São Vicente: “Escrever sobre a morna é sempre uma responsabilidade” – Vasco Martins

Mindelo, 27 Set (Inforpress) – O escritor e artista Vasco Martinsa apresentou hoje, no Mindelo, o seu mais recente livro “Cabo Verde Ressonâncias, volume I”, dedicado à morna, um estilo musical sobre o qual escrever requer “sempre responsabilidade”, como assinalou o autor.

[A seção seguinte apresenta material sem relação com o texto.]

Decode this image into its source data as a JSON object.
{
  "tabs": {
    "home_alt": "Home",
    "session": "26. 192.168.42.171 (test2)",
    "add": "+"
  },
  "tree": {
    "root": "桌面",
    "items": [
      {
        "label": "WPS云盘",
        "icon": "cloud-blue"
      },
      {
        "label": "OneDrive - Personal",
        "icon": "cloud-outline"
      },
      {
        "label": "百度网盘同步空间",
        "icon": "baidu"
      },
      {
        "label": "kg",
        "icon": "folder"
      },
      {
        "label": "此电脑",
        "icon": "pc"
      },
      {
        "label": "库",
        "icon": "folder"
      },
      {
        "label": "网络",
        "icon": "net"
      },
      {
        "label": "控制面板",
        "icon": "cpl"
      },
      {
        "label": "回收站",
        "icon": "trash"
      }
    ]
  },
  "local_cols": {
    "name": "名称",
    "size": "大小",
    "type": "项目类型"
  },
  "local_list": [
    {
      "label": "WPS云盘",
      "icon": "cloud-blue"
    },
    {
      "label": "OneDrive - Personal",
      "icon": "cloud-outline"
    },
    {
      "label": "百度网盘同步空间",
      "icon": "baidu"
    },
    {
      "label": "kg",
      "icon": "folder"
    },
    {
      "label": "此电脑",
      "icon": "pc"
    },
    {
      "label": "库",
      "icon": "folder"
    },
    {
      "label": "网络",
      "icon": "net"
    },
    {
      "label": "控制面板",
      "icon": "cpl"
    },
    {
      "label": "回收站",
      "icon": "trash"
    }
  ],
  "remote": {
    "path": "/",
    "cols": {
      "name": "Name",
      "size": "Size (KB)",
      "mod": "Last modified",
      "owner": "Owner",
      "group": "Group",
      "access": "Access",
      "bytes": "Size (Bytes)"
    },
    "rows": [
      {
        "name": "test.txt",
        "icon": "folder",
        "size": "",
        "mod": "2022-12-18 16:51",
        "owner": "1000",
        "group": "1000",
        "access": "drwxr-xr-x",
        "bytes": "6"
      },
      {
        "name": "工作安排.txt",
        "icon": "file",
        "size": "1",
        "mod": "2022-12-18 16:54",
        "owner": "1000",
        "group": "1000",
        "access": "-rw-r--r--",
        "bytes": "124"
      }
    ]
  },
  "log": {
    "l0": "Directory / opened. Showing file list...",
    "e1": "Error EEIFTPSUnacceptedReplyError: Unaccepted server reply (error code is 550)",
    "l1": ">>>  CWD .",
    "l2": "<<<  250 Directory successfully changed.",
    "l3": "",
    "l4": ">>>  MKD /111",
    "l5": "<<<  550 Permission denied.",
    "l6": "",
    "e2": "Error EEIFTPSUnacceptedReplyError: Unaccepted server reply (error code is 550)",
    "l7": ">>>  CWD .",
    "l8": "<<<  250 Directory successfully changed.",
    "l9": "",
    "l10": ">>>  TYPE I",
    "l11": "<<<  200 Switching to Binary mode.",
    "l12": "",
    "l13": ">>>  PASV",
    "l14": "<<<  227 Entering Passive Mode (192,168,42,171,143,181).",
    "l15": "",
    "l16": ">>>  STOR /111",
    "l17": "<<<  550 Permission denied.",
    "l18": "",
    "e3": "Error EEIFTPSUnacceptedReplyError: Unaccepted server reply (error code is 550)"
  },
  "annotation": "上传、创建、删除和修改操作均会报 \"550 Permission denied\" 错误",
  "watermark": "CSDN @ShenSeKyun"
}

Na verdade, como explicou Vasco Martins, esta nova obra apresenta-se como “uma espécie de continuação” dos seus primeiros “estudos musicológicos” sobre a música cabo-verdiana, que foram publicados, em 1989, no livro “A música tradicional de Cabo Verde 1 – a morna”, que agora encontra-se “esgotado”.

Contudo, no caso do “Cabo Verde Ressonâncias, Vol.1”, não se fala, conforme a mesma fonte, da origem nem de outras facetas da morna, mas sim estuda a morna nos “acordes, melodia, ritmo e tons maiores e menores”, que foram colocados em pauta.

“Mas escrever sobre a morna é sempre uma responsabilidade, porque os cabo-verdianos se sentem estreitamente presos por ela, mesmo que de forma subtil”, salientou o escritor, para quem este estilo encontra-se “profundamente enraizada” no DNA do cabo-verdiano.

Para comprovar, Vasco Martins disse que se pode pedir a “um bom músico” cabo-verdiano para estudar um estilo estrangeiro  e “este aprende em pouco tempo”, mas, “o contrário já não acontece”, na medida em que a morna tem “um balanço muito singular e original”, garantiu.

Assim, no livro “Cabo Verde Ressonâncias, volume I (A morna, estudos adjutórios) debruça-se sobre o “cutâneo” deste estilo, desde do século XIX com B.Leza que, a seu ver, empregou “um certo ritmo” advindo do Tango.

Além da musicologia, esta obra de mais de cem páginas traz uma entrevista a António Aurélio Gonçalves que, segundo a mesma fonte, mostra-se “muito importante” para os estudiosos da morna e ainda uma “rapsódia” do disco “Sodade”, de Humbertona, que considerou ser “um dos melhores” discos instrumentais.

Por outro lado, ajuntou, pode-se encontrar “mornas inéditas”, como o “Eclipse de B.Léza” que foi transcrito para o piano.

O acto de lançamento do livro, no Centro Nacional de Arte, Artesanato e Design, contou com a participação de Voginha, no violão, e do cantor Eugénio dos Santos, o conhecido Djên, que Vasco Martins classificou como a “continuação da catedral muito sui generis da morna”.

Vasco Martins é músico, compositor e escritor cabo-verdiano, residente em São Vicente, que no seu portfólio traz quatro livros de poesia e dois romances.

Esta mais recente obra tem a chancela da Livraria Pedro Cardoso que, segundo o autor, já se comprometeu a publicar os outros oitos volumes, mas nem todos dedicados à morna.